1987 erfüllte sich der gebürtige Wiesbadener erstmals den Traum von einem Musiksommer in Kirchen, Schlössern und Weingütern der Region. „Eine dicht verwobene Mischung aus Kunstsinn und Gesellschaftslust“ nannte jüngst die Schriftstellerin Eva Demski das Festival. „Kein Wunder, dass der Erfinder all dessen als heimlicher König der Region gilt.“
Fragt man Herrmann nach dem Ursprung seines Traums, erzählt der 68-Jährige mit leuchtenden Augen vom Casals-Festival in Prades in Südfrankreich vor fast fünf Jahrzehnten. Das Festival war ein Gesamtklang von Musik, Landschaft, Früchten und Wein. „Da habe ich mir gewünscht, so etwas auch in meiner Heimat zu gründen.“
Vor der Buchhandelslehre hatte Herrmann das Gymnasium abgebrochen — ein Glück, wie er sagt. So habe er sich alles selbst erarbeiten müssen. Aus dem erhofften Sängerberuf wurde trotz Gesangsunterricht und großer Liebe zur Musik nichts: „Die Stimme hätte höchstens gereicht für eine Karriere als Chorsänger.“
Stattdessen ging Herrmann 1972 nach Gran Canaria, baute und verwaltete Ferienhäuser und lernte darüber Musiker wie Christoph Eschenbach oder Leonard Bernstein kennen. Mit diesen Kontakten im Rücken stieg Herrmann in den 80er Jahren ins Musikmanagement ein und gründete schließlich sein Festival.

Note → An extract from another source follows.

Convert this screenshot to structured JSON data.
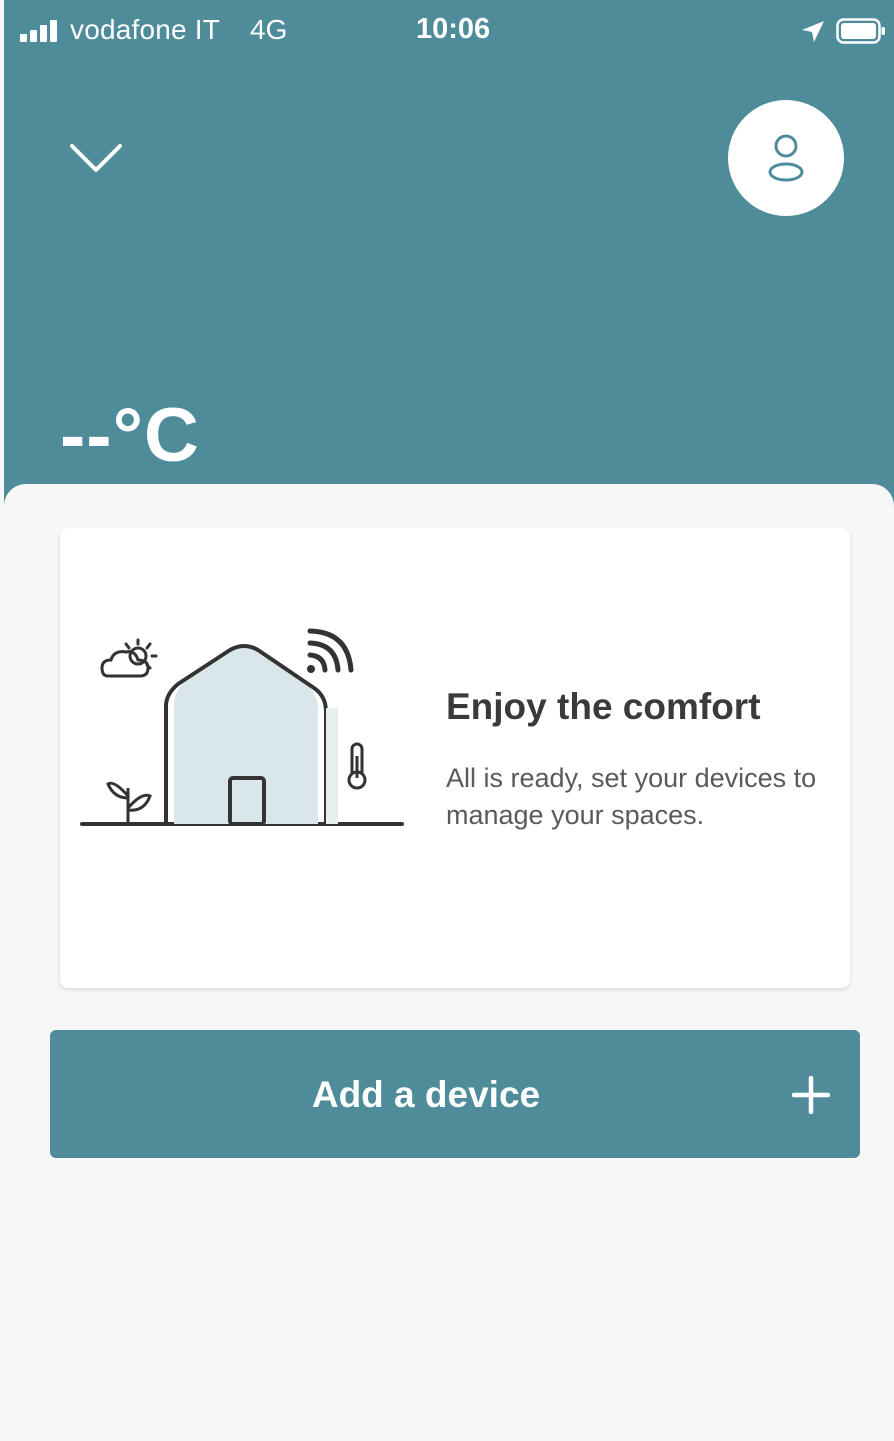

Der erste Musiksommer hinterließ mehrere hunderttausend Mark Schulden, doch unterstützt von Freunden in Wirtschaft und Politik machte Herrmann weiter. Anfangs fuhr der Intendant selbst Stühle im VW-Bus hin und her. Mittlerweile ist Herrmann Geschäftsführer einer GmbH mit zwölf Angestellten, hunderten Helfern im Sommer und einem Umsatz von etwa sieben Millionen Euro im Jahr.
Als Erfolgsgeheimnis des Musik-Festivals nennt Herrmann das Programm aus Klassik, Jazz und Kleinkunst, dazu den Rheingau mit seiner Weinkultur und der südlichen Lebensart. Auch die Nähe der Wirtschaftsmetropole Frankfurt ist wichtig — Sponsoren steuern knapp die Hälfte des Etats bei.